Top Choice Products: Visualizing our Product Ratings¶
Our cleaned reviews are passed to 3 different flow zones for further analysis and visualization. The first we will explore is the Dashboard flow zone. Using a window recipe we sort the product reviews by their product category so we can get an overall view of our product categories and compare products against the other products that belong to the same category. The two datasets in this flow zone are used to generate all of the charts in the first two tabs of the Reviews Overview dashboard.
The first tab, Reviews Analysis contains 3 charts showing the evolution of a product’s rating compared to the full category, the evolution of ratings for one or more products, and a map showing the average of reviews by country. This final map can reveal interesting trends about how products are performing in different countries and the impact of culture on reviews. In this tab, there is also a dashboard filter that will impact the data used to generate all 3 charts.

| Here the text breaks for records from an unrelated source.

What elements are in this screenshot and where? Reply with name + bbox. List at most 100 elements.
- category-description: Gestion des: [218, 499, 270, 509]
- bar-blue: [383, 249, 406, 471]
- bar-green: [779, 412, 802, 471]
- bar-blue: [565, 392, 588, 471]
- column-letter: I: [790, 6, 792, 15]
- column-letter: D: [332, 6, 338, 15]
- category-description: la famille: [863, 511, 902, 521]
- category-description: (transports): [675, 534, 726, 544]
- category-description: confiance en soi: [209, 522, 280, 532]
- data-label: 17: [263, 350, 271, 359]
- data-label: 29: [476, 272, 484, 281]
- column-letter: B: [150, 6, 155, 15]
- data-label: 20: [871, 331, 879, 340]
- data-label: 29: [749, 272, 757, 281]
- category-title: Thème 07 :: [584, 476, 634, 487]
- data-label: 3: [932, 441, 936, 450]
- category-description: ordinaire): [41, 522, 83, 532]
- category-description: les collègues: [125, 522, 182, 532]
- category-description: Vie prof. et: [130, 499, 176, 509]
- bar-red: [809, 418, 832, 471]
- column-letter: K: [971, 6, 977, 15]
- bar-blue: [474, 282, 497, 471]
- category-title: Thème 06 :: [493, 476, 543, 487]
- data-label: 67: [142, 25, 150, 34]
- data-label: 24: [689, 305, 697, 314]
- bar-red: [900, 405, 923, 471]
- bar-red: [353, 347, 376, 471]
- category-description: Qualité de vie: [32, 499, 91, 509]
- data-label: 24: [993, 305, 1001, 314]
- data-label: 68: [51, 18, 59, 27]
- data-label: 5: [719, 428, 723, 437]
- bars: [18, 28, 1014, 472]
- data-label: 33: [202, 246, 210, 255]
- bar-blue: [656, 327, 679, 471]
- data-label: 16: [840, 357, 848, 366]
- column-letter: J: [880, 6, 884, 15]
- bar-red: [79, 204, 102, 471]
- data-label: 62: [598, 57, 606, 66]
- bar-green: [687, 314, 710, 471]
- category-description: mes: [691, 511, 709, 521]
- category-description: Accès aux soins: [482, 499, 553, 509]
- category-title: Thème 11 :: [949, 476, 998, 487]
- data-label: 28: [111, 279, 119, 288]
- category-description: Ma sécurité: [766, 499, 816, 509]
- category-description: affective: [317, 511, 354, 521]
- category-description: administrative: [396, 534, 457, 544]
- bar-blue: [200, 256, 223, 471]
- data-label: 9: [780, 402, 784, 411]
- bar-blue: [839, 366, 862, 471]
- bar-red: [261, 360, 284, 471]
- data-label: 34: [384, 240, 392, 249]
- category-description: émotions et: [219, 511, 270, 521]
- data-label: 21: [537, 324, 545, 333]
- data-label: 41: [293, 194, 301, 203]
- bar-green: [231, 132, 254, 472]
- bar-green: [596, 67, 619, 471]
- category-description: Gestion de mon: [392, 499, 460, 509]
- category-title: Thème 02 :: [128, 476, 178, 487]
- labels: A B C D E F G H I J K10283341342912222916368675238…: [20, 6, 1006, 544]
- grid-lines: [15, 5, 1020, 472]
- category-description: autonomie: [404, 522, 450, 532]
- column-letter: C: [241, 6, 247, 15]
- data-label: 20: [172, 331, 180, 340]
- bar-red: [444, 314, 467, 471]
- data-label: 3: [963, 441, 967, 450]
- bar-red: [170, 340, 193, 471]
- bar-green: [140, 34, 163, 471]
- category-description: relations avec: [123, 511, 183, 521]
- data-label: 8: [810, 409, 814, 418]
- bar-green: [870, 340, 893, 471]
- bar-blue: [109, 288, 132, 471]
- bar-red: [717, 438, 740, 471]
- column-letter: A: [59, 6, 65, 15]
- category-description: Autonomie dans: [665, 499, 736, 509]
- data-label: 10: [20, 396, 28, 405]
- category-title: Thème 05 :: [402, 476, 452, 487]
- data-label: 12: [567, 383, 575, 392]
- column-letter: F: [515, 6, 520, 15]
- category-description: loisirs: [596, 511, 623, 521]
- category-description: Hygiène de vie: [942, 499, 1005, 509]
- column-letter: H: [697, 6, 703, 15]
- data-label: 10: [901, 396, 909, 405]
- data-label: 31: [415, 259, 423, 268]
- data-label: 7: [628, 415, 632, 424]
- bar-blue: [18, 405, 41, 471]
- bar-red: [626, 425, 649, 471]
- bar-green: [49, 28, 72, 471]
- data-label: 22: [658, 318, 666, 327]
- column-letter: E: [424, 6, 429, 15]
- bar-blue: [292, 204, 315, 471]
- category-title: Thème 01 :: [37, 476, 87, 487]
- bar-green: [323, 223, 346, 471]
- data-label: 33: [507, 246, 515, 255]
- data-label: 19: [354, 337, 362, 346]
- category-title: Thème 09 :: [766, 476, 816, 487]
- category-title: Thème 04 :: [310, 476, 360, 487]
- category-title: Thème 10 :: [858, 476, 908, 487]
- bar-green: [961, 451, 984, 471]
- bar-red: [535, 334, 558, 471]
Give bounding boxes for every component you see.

The second tab, Data Overview contains a metric computing the total number of reviews, the distribution of reviews by Product Category, and the distribution of reviews by Country.
Product Review Deep-Dive¶
In addition to the Dashboard charts, this solution allows us to deep dive into the full corpus of our Product Reviews using an interactive Webapp. There are two features available in the webapp: Keyword Analysis and Semantic Search. Each feature has its own Flow Zone that transforms the data to be able to support the analysis type.
We’ll begin first with the Keyword Analysis part of the Webapp. Within the Keyword Analysis - Webapp flow zone, we take our reviews and extract the ngrams (2 consecutive words in a review) to be used as filters of all our reviews. With the ngrams extracted we can analyze which ngrams are frequently used in all of our product reviews to get a high-level analysis of the keywords most associated with each product or product category. These keywords are explorable in the Webapp and by selecting a keyword, all associated reviews will be displayed.
Switching to the Semantic Search - Webapp flow zone, we take our reviews dataset and apply a Google Tensorflow encoder model to encode 16 languages into vectors so that the model can compute similarities between words. By doing so, we can sum the semantic sense of each word. By embedding meaning into each word of the reviews, we can then use the Semantic Search portion of the Webapp to input any word and retrieve reviews that have been found to contain related words based on semantic similarity.
Please bear in mind that this is a template solution that leverages a pre-trained model. Other models should be used for better results.
Reproducing these Processes With Minimal Effort For Your Own Data¶
The intent of this project is to enable marketing and customer success teams to understand how Dataiku DSS can be used to get a full view of customer sentiment towards their products. By creating a singular solution that can benefit and influence the decisions of a variety of teams in a single organization, smarter and more holistic strategies can be designed in order to optimize customer retention, improve products, make smarter inventory decisions, and adapt marketing strategies.
We’ve provided several suggestions on how to use transaction data to analyze your customer reviews but ultimately the “best” approach will depend on your specific needs and your data. If you’re interested in adopting this project to the specific goals and needs of your organization, roll-out and customization services can be offered on demand.